Excluding the impact of changes in foreign exchange rates, actual revenue declined 1.1%. After exchange rate adjustments, revenue increased by approximately 1.9% with higher lending balances, partly offset by a lower net interest margin (NIM) and weaker Markets and Treasury income.
Expenses rose 0.7 % excluding the impact of changes in foreign exchange rates and one-off adjustments. Adding in the impact of higher UK conduct provisions, capitalised software impairment and R&D tax policy change expenses rose 21%. Excluding these items and prior period UK conduct charges relating to PPI and IRHP, expenses rose 4.5% over the year.
Improved asset quality and deliberate portfolio choices made over recent years have resulted in a total charge to provide for bad and doubtful debts (B&DDs) for the year of $877 million, down 54.7% on 30 September 2013 due primarily to lower charges in Australian Banking and NAB UK CRE (Corporate Real Estate). The charge includes a $50 million release from the Group economic cycle adjustment and $99 million release from the NAB UK CRE overlay
The Group maintains a well diversified funding profile and has raised approximately $28.2 billion of term wholesale funding (including $7 billion secured funding) in the 2014 financial year. The weighted average term to maturity of the funds raised by the Group over the 2014 financial year was 5.1 years. The stable funding index was 90.4% at 30 September 2014, a 1.2 percentage point increase on 30 September 2013.
The Group’s Basel III Common Equity Tier 1 (CET1) ratio was 8.63 % as at 30 September 2014, an increase of 20 basis points from 30 September 2013 and broadly stable compared to 31 March 2014. As announced in the March 2014 half year results, the Group will target a CET1 ratio of 8.75% – 9.25% from 1 January 2016, based on current regulatory requirements.
The final dividend has been maintained at 99 cents, fully franked, and a dividend reinvestment plan (DRP) discount of 1.5% will be offered with no participation limit. NAB has entered into an agreement to have the DRP on the final dividend partially underwritten to an amount of $800 million over and above the expected participation in the DRP. Assuming a DRP participation rate of 35%, these initiatives will provide an expected increase in share capital of approximately $1.6 billion, which is equivalent to a 44 basis point increase in NAB’s CET1 ratio.

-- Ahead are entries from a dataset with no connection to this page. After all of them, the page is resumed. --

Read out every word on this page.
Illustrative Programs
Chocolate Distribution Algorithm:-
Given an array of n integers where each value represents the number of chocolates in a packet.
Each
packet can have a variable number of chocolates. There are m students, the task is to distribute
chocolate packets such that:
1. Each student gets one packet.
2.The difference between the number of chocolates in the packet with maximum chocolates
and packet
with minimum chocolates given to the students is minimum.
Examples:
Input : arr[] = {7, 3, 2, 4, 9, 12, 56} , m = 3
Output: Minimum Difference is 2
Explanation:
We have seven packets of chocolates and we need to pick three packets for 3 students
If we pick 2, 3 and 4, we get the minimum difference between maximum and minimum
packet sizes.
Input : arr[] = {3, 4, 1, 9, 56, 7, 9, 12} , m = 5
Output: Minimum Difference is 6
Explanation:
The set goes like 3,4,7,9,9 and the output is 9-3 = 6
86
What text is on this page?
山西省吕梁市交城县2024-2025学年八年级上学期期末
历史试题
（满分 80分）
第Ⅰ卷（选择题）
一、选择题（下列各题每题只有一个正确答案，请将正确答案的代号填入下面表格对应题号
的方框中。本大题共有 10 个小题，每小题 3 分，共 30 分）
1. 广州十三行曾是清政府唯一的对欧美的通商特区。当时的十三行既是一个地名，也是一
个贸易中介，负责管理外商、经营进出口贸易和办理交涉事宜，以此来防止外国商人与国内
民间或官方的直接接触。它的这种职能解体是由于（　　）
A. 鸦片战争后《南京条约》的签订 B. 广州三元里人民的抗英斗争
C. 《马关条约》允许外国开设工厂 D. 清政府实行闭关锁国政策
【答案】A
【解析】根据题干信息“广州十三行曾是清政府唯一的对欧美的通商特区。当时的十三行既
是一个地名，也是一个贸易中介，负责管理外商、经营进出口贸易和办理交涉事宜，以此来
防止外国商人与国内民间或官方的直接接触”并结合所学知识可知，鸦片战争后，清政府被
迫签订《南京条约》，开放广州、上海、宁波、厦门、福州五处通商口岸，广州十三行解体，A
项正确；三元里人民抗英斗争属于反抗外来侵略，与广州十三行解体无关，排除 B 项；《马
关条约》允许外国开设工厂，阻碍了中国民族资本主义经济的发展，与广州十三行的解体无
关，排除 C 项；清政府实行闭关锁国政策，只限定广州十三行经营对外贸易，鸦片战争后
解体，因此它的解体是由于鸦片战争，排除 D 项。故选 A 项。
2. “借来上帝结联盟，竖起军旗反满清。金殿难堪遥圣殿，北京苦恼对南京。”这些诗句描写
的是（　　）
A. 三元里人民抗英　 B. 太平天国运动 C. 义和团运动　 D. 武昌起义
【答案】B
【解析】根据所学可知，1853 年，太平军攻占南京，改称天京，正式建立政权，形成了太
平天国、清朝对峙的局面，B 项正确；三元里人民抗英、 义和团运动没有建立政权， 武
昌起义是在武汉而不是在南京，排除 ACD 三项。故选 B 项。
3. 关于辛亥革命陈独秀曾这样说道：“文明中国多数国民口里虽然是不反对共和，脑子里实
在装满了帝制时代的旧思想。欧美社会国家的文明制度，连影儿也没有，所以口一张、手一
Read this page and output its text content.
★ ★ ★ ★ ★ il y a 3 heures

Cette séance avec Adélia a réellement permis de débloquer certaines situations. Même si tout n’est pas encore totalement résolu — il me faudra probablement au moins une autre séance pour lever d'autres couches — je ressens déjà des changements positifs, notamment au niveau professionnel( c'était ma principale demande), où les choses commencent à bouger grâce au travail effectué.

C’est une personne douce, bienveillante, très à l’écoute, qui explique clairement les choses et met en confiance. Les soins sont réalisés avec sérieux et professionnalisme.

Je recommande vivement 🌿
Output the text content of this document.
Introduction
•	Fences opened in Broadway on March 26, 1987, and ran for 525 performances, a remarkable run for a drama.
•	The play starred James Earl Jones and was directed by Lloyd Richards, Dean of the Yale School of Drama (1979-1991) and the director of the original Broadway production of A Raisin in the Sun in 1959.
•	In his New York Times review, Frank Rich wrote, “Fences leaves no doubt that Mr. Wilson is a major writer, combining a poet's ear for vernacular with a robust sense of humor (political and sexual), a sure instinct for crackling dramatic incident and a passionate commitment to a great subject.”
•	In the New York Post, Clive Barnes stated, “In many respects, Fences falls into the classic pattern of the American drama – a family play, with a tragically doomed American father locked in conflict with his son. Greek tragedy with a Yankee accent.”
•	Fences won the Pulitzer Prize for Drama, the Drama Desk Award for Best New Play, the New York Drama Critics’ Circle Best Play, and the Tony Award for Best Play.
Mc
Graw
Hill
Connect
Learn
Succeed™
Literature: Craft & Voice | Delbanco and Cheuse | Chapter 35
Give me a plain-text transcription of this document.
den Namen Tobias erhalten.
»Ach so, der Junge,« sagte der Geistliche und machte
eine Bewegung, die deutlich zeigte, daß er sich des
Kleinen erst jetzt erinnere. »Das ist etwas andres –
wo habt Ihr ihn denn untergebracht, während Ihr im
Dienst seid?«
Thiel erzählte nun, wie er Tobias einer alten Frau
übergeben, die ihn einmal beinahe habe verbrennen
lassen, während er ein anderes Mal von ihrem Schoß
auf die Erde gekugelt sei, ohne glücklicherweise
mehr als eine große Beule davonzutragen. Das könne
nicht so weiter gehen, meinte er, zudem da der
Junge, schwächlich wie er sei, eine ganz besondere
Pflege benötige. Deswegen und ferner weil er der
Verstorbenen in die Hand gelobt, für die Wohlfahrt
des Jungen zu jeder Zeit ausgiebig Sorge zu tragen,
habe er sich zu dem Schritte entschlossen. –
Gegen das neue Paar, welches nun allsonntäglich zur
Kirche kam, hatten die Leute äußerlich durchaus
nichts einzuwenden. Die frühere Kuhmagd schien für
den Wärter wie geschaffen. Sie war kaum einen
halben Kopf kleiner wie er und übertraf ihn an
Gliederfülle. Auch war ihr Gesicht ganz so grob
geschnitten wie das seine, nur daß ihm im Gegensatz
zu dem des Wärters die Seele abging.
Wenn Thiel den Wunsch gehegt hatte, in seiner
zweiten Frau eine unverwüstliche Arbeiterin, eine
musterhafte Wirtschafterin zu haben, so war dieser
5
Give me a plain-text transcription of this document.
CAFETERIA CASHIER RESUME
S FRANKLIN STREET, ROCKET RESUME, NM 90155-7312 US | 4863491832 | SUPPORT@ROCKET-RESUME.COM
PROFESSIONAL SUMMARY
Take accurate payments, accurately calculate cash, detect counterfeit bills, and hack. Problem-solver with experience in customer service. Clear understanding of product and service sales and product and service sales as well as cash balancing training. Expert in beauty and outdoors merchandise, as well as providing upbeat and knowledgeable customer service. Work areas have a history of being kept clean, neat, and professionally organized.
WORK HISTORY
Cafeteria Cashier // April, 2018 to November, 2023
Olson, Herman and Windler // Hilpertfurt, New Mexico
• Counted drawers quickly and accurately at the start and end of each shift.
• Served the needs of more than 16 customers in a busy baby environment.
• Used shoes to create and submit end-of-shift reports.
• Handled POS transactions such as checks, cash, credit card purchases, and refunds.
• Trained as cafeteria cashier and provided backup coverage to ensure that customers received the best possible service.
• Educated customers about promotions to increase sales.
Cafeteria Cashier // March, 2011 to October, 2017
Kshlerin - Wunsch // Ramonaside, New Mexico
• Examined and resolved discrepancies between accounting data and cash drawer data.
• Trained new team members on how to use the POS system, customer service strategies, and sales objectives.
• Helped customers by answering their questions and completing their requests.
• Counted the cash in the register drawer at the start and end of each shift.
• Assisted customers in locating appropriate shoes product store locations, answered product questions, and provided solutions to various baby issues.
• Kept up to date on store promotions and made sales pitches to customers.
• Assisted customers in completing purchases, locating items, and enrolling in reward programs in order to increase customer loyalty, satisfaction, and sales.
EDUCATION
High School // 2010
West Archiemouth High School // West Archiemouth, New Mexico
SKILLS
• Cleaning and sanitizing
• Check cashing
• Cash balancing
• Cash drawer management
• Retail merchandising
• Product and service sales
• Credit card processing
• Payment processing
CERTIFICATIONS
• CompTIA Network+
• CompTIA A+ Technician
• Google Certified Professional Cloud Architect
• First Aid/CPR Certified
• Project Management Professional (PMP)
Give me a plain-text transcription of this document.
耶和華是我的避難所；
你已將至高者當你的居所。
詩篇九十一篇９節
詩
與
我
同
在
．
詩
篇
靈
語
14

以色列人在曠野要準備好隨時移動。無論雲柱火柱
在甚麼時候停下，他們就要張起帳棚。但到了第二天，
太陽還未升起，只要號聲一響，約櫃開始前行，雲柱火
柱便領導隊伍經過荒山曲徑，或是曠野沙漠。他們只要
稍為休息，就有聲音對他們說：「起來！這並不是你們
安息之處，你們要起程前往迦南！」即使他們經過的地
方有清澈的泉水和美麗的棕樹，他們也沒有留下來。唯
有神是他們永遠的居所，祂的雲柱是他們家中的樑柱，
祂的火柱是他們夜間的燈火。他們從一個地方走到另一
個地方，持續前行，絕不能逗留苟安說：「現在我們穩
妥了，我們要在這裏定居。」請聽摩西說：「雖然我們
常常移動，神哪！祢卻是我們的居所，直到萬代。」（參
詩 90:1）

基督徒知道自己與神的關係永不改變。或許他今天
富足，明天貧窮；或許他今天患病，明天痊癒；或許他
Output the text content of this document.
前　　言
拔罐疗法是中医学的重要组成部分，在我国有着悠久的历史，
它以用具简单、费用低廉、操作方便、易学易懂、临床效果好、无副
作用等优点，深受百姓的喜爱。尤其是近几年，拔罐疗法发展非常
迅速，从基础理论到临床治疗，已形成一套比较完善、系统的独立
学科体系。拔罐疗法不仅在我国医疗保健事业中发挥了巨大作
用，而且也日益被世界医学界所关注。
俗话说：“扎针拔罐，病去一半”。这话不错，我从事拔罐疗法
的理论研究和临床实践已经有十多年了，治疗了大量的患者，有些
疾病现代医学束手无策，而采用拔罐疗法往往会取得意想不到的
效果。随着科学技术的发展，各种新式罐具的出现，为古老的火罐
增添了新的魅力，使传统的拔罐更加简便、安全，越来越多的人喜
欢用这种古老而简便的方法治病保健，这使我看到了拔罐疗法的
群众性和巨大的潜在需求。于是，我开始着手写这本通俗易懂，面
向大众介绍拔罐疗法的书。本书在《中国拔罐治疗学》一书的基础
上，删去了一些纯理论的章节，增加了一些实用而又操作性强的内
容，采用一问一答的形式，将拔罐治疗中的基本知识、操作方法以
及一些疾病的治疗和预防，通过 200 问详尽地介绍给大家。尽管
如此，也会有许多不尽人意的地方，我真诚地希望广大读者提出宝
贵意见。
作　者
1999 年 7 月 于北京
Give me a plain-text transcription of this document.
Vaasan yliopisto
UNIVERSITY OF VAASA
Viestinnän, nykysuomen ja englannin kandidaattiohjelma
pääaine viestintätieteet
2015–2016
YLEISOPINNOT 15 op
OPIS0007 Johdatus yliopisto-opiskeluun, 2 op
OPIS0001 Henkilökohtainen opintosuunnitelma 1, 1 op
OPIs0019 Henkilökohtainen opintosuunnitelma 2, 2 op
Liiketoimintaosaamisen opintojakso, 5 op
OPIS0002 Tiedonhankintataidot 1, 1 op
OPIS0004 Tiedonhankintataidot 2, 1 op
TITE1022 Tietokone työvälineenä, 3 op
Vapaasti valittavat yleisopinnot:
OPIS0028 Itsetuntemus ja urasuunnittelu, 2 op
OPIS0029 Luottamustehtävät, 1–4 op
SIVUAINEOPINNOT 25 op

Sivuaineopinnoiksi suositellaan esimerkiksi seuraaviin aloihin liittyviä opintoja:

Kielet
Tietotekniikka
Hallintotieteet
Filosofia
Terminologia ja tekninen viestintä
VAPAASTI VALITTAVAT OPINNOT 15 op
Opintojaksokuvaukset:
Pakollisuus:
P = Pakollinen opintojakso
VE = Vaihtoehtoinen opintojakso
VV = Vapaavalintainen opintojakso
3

DFA believes the challenge for the bank is to get their Australian franchise to fire consistently, leveraging their footprint in home lending, business banking and wealth management. This will be a long and hard journey because it will be a question of excellence in execution, effective customer segmentation, and the removal of toxic customer servicing experiences, enabled by continued technology investment. We would also expect to see a continued withdrawal from the overseas ventures, which consistently underperformed. Overall, we believe NAB will become ever more reliant on the local Australian and New Zealand businesses, and that the long winding road of offshore investments will lead to further divestments. The truth is that the big four have a natural advantage in their home markets (high margins, benign competition and gentle regulation) and Australian banks find it very hard to perform consistently in the high-competition markets of the UK and USA. But Nab will have to work hard to break the cultural, process and systems barriers which beset the bank.
Finally, a release in provisions made a significant positive contribution this time around, but will not always be available.